Still Local And Controlled
This checkpoint did not mutate donor repos, did not promote public runtime, did not enable production telemetry, did not use real learner data, and did not make runtime embedding authority public. AIN-510 says local exact-cosine retrieval is promotion-ready with rollback proof, but production runtime embedding authority remains false.
Where To Continue
The next autonomous slice should use this now-clean JD-aware family to harden the AI Fluency loop and retrieval contracts: inspect the four remaining AIN-510 source-authority caveat cases, decide which can be resolved through current JD-aware context, and then expand clean-before-embed to the next source family only after the same eligibility and semantic QA ladder passes.
Resume in /srv/aina/aina-data-engine-room on branch ali/ain-506-p0-gate-2026-06-12. Start with git status --short --branch, git log -5 --oneline, and this handoff: docs/handoff/2026-06-13-jd-aware-derived-evidence-embedding-handoff.md. Trust current repo receipts over older handoffs.
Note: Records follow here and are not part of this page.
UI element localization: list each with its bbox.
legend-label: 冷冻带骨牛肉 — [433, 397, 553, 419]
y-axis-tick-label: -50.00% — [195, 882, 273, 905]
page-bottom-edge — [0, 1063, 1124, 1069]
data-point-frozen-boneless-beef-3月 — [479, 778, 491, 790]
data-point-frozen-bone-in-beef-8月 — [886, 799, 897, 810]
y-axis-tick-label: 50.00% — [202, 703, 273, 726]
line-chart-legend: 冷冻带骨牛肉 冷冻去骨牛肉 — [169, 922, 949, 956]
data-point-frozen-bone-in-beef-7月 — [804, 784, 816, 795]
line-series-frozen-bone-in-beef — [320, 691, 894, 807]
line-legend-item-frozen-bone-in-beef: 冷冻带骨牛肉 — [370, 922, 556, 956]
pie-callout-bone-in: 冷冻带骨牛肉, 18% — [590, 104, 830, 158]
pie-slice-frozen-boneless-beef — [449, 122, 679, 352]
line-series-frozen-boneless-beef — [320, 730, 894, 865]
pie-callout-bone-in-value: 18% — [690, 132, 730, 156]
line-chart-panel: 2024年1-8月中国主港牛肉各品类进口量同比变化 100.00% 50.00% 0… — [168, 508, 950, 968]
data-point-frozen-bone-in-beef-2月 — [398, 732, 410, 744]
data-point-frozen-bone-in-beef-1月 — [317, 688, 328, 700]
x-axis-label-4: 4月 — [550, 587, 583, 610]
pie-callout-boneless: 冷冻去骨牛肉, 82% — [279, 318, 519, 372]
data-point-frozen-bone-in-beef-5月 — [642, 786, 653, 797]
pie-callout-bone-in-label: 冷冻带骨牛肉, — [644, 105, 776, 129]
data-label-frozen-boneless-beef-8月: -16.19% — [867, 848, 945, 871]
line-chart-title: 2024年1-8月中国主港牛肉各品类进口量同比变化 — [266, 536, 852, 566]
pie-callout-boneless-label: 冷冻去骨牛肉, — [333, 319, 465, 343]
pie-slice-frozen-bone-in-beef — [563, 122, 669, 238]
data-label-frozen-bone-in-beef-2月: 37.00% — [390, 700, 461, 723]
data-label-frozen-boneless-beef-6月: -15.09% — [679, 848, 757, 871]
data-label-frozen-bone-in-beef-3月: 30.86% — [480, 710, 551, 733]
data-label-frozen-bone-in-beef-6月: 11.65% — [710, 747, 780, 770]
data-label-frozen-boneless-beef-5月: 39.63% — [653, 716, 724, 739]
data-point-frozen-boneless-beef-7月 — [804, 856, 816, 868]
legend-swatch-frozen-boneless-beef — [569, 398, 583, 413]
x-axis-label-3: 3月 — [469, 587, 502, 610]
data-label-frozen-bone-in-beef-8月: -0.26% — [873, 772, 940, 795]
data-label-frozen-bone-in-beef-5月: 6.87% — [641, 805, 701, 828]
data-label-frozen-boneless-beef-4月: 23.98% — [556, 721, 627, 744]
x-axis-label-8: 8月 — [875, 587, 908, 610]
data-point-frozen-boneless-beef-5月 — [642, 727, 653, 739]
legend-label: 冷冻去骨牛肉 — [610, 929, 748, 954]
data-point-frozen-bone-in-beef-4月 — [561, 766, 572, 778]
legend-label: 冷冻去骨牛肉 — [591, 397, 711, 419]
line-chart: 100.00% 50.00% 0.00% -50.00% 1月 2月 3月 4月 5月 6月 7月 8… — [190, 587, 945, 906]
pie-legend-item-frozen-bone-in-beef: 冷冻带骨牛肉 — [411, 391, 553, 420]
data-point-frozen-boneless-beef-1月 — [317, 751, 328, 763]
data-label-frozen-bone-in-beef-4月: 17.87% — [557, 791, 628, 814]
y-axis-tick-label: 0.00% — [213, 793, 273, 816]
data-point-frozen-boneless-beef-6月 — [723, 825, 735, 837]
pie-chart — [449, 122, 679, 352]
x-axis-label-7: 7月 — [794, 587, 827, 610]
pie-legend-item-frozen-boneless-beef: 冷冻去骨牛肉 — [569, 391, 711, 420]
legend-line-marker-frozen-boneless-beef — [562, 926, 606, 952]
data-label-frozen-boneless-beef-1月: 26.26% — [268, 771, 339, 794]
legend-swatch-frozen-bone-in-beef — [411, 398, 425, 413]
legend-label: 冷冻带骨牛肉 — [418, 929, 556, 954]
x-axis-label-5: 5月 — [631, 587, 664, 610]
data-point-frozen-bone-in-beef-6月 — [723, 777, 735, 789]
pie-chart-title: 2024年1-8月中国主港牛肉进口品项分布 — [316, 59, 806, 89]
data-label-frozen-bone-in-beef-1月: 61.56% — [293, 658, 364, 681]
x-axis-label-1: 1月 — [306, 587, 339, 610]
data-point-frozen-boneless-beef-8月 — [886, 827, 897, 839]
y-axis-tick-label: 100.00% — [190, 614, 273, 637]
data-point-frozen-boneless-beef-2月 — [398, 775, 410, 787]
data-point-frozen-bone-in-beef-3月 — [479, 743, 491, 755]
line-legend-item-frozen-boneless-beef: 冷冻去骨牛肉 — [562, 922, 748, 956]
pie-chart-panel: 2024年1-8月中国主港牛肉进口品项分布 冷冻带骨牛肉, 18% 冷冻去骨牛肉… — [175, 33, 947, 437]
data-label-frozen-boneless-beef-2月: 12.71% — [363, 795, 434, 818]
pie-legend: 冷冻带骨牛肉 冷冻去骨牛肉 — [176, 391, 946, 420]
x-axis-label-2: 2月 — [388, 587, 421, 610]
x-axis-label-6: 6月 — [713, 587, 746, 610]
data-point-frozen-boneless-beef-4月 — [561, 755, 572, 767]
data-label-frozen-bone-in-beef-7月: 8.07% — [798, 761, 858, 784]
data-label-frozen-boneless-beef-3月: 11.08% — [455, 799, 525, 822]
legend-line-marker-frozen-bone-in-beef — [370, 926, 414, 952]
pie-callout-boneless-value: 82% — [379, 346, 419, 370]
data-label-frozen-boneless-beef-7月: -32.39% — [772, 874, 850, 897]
Verify AIN-506, AIN-510, production-chunk-vector-reconciliation, source-authority-registry-v2, and validate before new embedding scale-up. Continue the production semantic spine goal by resolving remaining AIN-510 caveat cases and expanding clean-before-embed source-family by source-family. Do not mutate donor repos or promote public runtime without explicit Ali approval.